- Djidja Location in Benin
- Coordinates: 7°20′N 1°56′E﻿ / ﻿7.333°N 1.933°E
- Country: Benin
- Department: Zou Department

Area
- • Total: 843 sq mi (2,184 km^{2})

Population (2013)
- • Total: 123,542
- • Density: 100/sq mi (39/km^{2})
- Time zone: UTC+1 (WAT)

= Djidja =

 Djidja /fr/ is a town, arrondissement, and commune in the Zou Department of south-western Benin. The commune covers an area of 2184 square kilometres and as of 2013 had a population of 123,542 people.

==Geography==
Djidja (Djomla) is located 24 kilometres northeast of Abomey and 163 kilometres from Cotonou. It is bounded to the southwest by Couffo, east by the communes of Za-Kpota and Cove and the north by Collines. A main road passes from south to north, but it is hardly passable during the rainy season forcing all users to comply with an average speed of safety of about 40 km / hour (about 25 minutes travel from Abomey).

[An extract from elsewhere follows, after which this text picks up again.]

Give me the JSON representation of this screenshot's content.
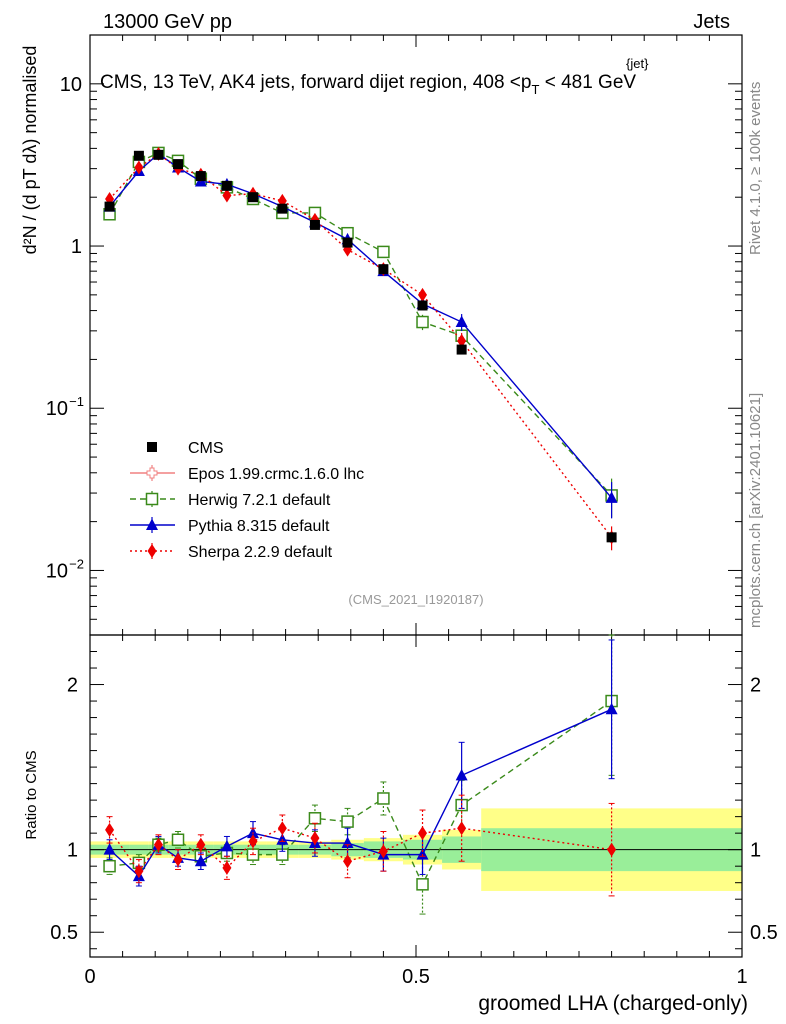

Djidja is cosmopolitan and has a population of 84,590 inhabitants spread over an area of 2184km ².

==Administrative divisions==
Djidja is subdivided into 12 arrondissements; Djidja, Agondji, Agouna, Dan, Dohouimè, Gobé, Oungbègamè, Monsourou, Mougnon, Outo, Setto, Zoukou. They contain 64 villages and 11 city districts.

==Economy==
90% of the population are engaged in agricultural activities followed by trade, transportation and handicrafts. 147 300,00 hectares of land are devoted to agriculture, accounting for 38.76% of the total population. The main crops grown are maize, cotton, cowpeas, peanuts, yams and cassava.